This is a guest post by Gloria Furman, author of Treasuring Christ When Your Hands Are Full: Gospel Meditations for Busy Moms.
A Big Surprise
The midwives on the midnight shift in the maternity wing each paid a visit to my room to encourage me. I didn't sleep that night, but not necessarily because I was up caring for my newborn son. I was awake replaying in my mind the shocking circumstances of his birth.
My fourth child was born ten days early, at our apartment, and into my husband's disabled arms. In the span of about five minutes, I had some pain, called my doctor (who advised us to meet her at the hospital), hung up the phone, told my husband we had to go, and the baby was born. Health-wise, both the baby and I are completely healthy. But the event left its mark on my mind for months as I continued to have flashbacks.
Neither Life Nor Death
When I realized that the baby was a moment away from being born my mind began to spin out of control. "It's not time yet. Something must be wrong. Who will help me?" An overwhelming fear of death engulfed me, and I thought that my baby and/or I were about to die. My husband stood by asking what he could do to help me, and all I could say was, "Just pray!"
We labor in God's Word to stay our mind on Jesus so that our minds can be renewed by his truth.
And then, like lightning breaking through the storming darkness, I heard a song that played on my iPod earlier that day.

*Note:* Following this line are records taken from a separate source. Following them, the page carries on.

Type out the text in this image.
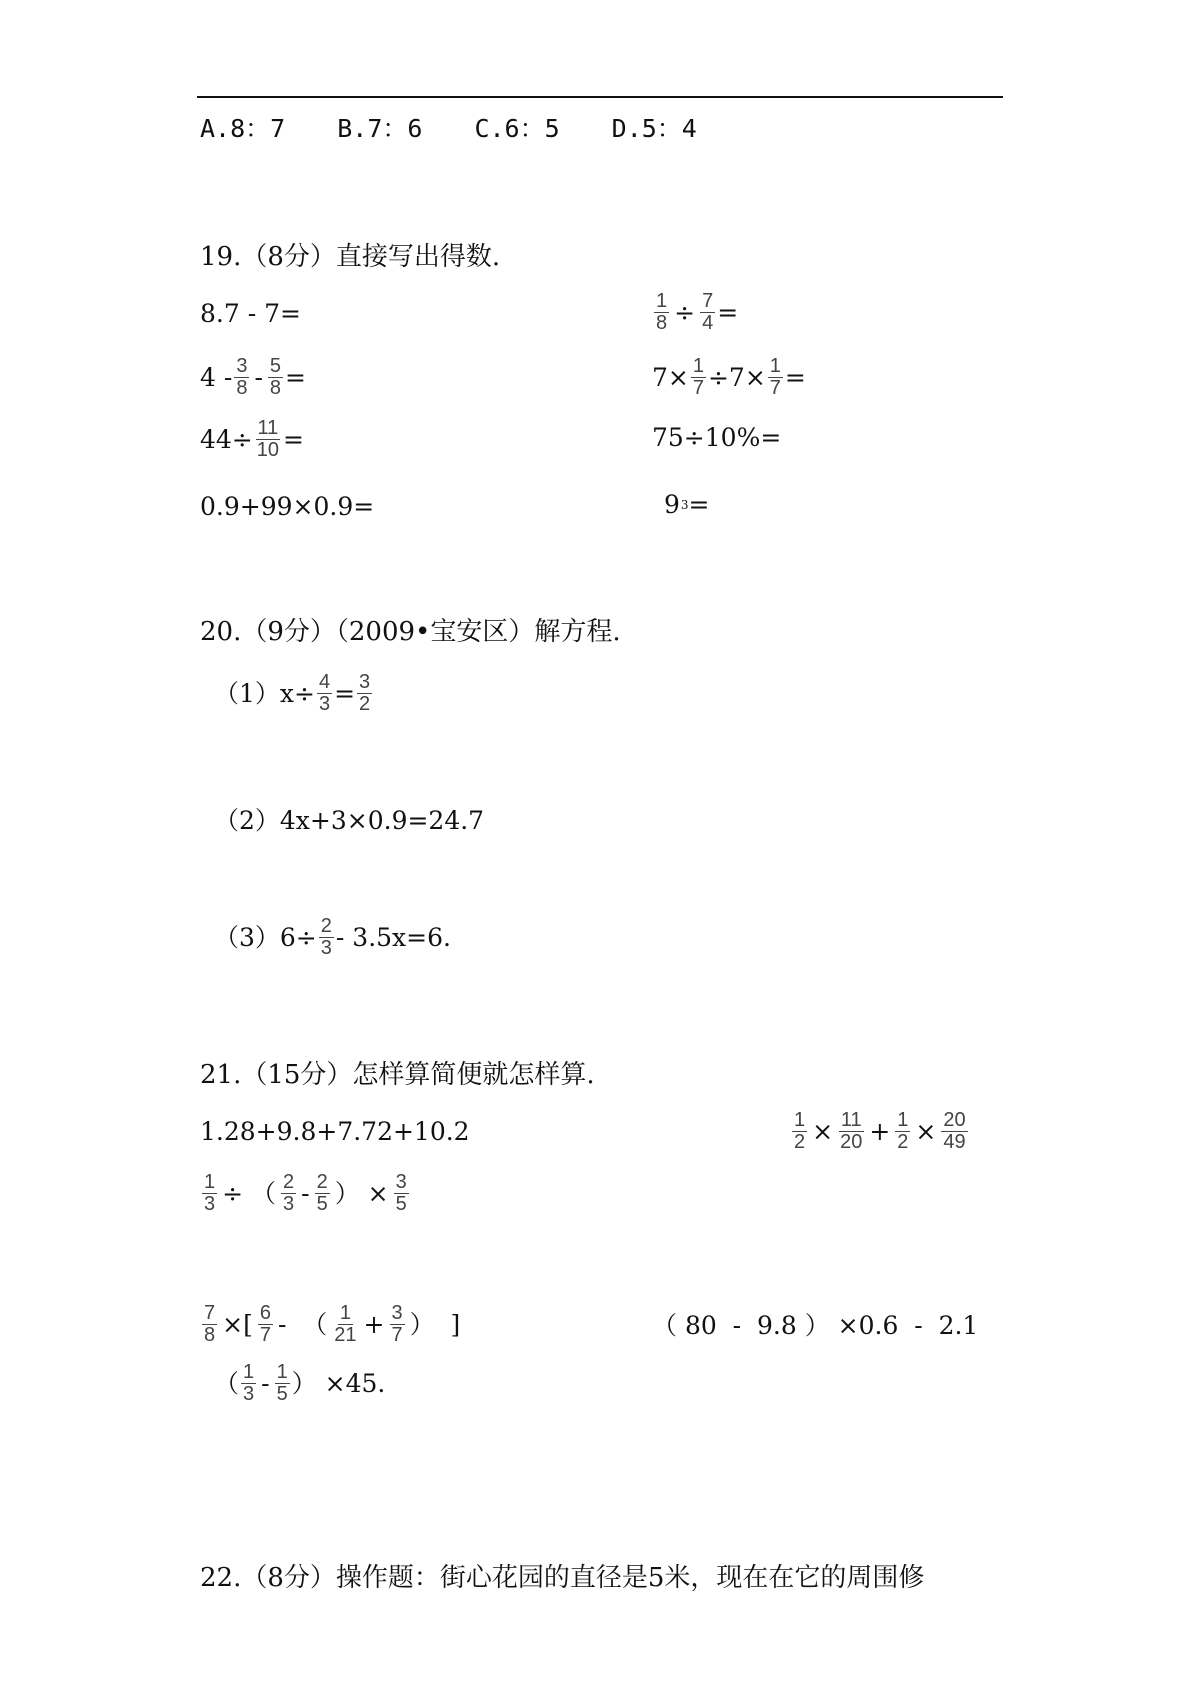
A.8：7 B.7：6 C.6：5 D.5：4
19.（8分）直接写出得数.
8.7 - 7=	$\frac{1}{8} \div \frac{7}{4}$ =
$4 - \frac{3}{8} - \frac{5}{8}$ =	$7\times \frac{1}{7} \div 7\times \frac{1}{7}$ =
$44\div \frac{11}{10}$ =	75÷10%=
0.9+99×0.9=	9 3 =
20.（9分）（2009•宝安区）解方程.
$(1)x\div \frac{4}{3} = \frac{3}{2}$
（2）4x+3×0.9=24.7
$(3)6\div \frac{2}{3} - 3.5x=6$.
21.（15分）怎样算简便就怎样算.
1.28+9.8+7.72+10.2	$\frac{1}{2} \times \frac{11}{20} + \frac{1}{2} \times \frac{20}{49}$
$\frac{1}{3}$ ÷ （ $\frac{2}{3} - \frac{2}{5}$ ） × $\frac{3}{5}$
$\frac{7}{8}$ ×[ $\frac{6}{7}$ -  （ $\frac{1}{21} + \frac{3}{7}$ ）  ]	（ 80  -  9.8 ） ×0.6  -  2.1
（ $\frac{1}{3} - \frac{1}{5}$ ） ×45.
22.（8分）操作题：街心花园的直径是5米，现在在它的周围修
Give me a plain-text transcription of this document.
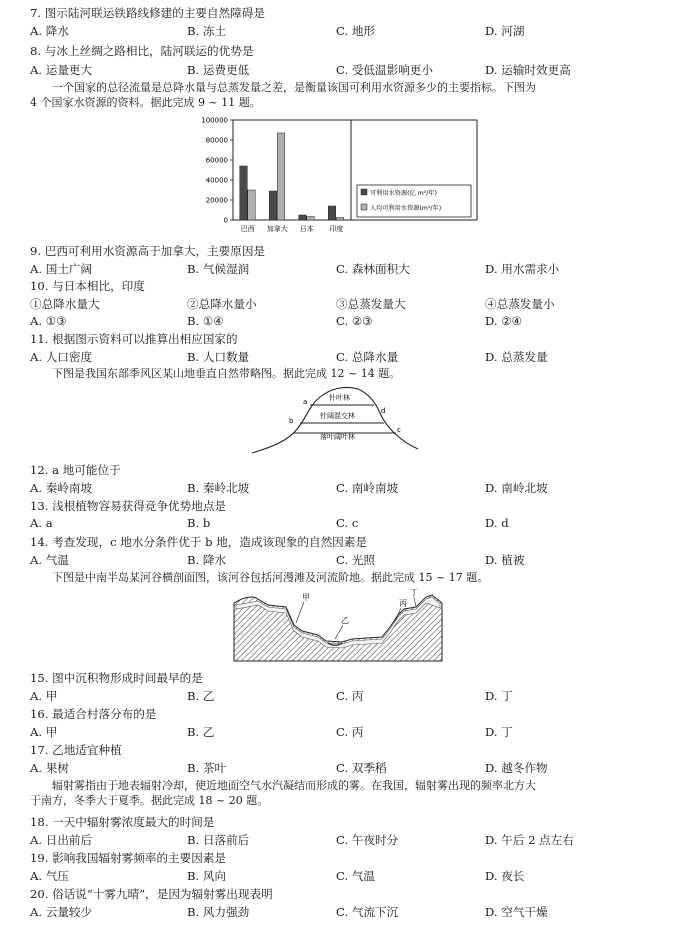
7. 图示陆河联运铁路线修建的主要自然障碍是
A. 降水	B. 冻土	C. 地形	D. 河湖
8. 与冰上丝绸之路相比，陆河联运的优势是
A. 运量更大	B. 运费更低	C. 受低温影响更小	D. 运输时效更高

一个国家的总径流量是总降水量与总蒸发量之差，是衡量该国可利用水资源多少的主要指标。下图为

4 个国家水资源的资料。据此完成 9 ~ 11 题。

0
20000
40000
60000
80000
100000
巴西 加拿大 日本 印度
可利用水资源(亿 m³/年)
人均可利用水资源(m³/年)
9. 巴西可利用水资源高于加拿大，主要原因是
A. 国土广阔	B. 气候湿润	C. 森林面积大	D. 用水需求小
10. 与日本相比，印度
①总降水量大	②总降水量小	③总蒸发量大	④总蒸发量小
A. ①③	B. ①④	C. ②③	D. ②④
11. 根据图示资料可以推算出相应国家的
A. 人口密度	B. 人口数量	C. 总降水量	D. 总蒸发量

下图是我国东部季风区某山地垂直自然带略图。据此完成 12 ~ 14 题。

针叶林
针阔混交林
落叶阔叶林
a
b
c
d
12. a 地可能位于
A. 秦岭南坡	B. 秦岭北坡	C. 南岭南坡	D. 南岭北坡
13. 浅根植物容易获得竞争优势地点是
A. a	B. b	C. c	D. d
14. 考查发现，c 地水分条件优于 b 地，造成该现象的自然因素是
A. 气温	B. 降水	C. 光照	D. 植被

下图是中南半岛某河谷横剖面图，该河谷包括河漫滩及河流阶地。据此完成 15 ~ 17 题。

甲
乙
丙
丁
15. 图中沉积物形成时间最早的是
A. 甲	B. 乙	C. 丙	D. 丁
16. 最适合村落分布的是
A. 甲	B. 乙	C. 丙	D. 丁
17. 乙地适宜种植
A. 果树	B. 茶叶	C. 双季稻	D. 越冬作物

辐射雾指由于地表辐射冷却，使近地面空气水汽凝结而形成的雾。在我国，辐射雾出现的频率北方大

于南方，冬季大于夏季。据此完成 18 ~ 20 题。

18. 一天中辐射雾浓度最大的时间是
A. 日出前后	B. 日落前后	C. 午夜时分	D. 午后 2 点左右
19. 影响我国辐射雾频率的主要因素是
A. 气压	B. 风向	C. 气温	D. 夜长
20. 俗话说“十雾九晴”，是因为辐射雾出现表明
A. 云量较少	B. 风力强劲	C. 气流下沉	D. 空气干燥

The hymn "It Is Well With My Soul" was playing in my mind, and I remembered a phrase from Romans 8:38–39: "neither death nor life." In an act of war against all the horrors of sin and its consequences, God sent his Son to redeem lost sinners out of the grip of death by shedding his own blood on the cross. "For I am sure that neither death nor life . . . will be able to separate us from the love of God in Christ Jesus our Lord." Even death submits to Jesus, and one day Jesus is going to throw death into the lake of fire (Rev. 20:14).
By the grace of God, my panic was replaced with a peace that surpassed understanding as I considered His Word. In that dire moment, I needed to be kept in God's perfect peace and not wade around in some shallow, fake peace—the kind built on trite consolations like "just look at the bright side." Jesus didn't say, "Take heart and think of others who have it worse than you." He told us to think of Him: "In the world you will have tribulation. But take heart, I have overcome the world" (John 16:33).
God reminded me that even death can't keep Him from loving me perfectly. Because of Jesus's victory at the cross, all things—including death and life—are His servants and do His bidding. That's the foundation for perfect peace. We cling to God's promise in Isaiah 26:3:
You keep him in perfect peace whose mind is stayed on you, because he trusts in you.
Then there is the massive implication in the next verse:
Trust in the LORD forever, for the LORD GOD is an everlasting rock. (Isa. 26:4)
God's peace is perfect in quality and eternal in duration. There's no better peace you could enjoy.
The Predictable Monotony of Daily Life
Odds are you will not find yourself in a surprise childbirth scene such as the one I just described. But you will likely find yourself in the predictably monotonous daily grind of life, tempted to trust in yourself and create your own peace. You may routinely evaluate your circumstances and doubt God's love for you and wonder if He cares. The intervention you are looking for in your temporary earthly circumstances may not come.
But there is one great, permanent intervention through which you are given the gift of an eternity to delight in God's love. We may "Trust in the LORD forever" (Isa. 26:4) because Jesus trusted his Father and went to the cross in our place. The cross is precious and central because it gives us God.
On this side of heaven, we labor in God's Word to stay our mind on Jesus so that our minds can be renewed by his truth. Jesus said,
Peace I leave with you; my peace I give to you. Not as the world gives do I give to you. Let not your hearts be troubled, neither let them be afraid (John 14:27).
The world keeps us in fearful suspense; Jesus keeps us in perfect peace. Redeeming love has purchased for us this blessed assurance: that Christ has regarded our helpless estate and has shed his own blood for our soul.
Where are you most need His peace to pervade your life today?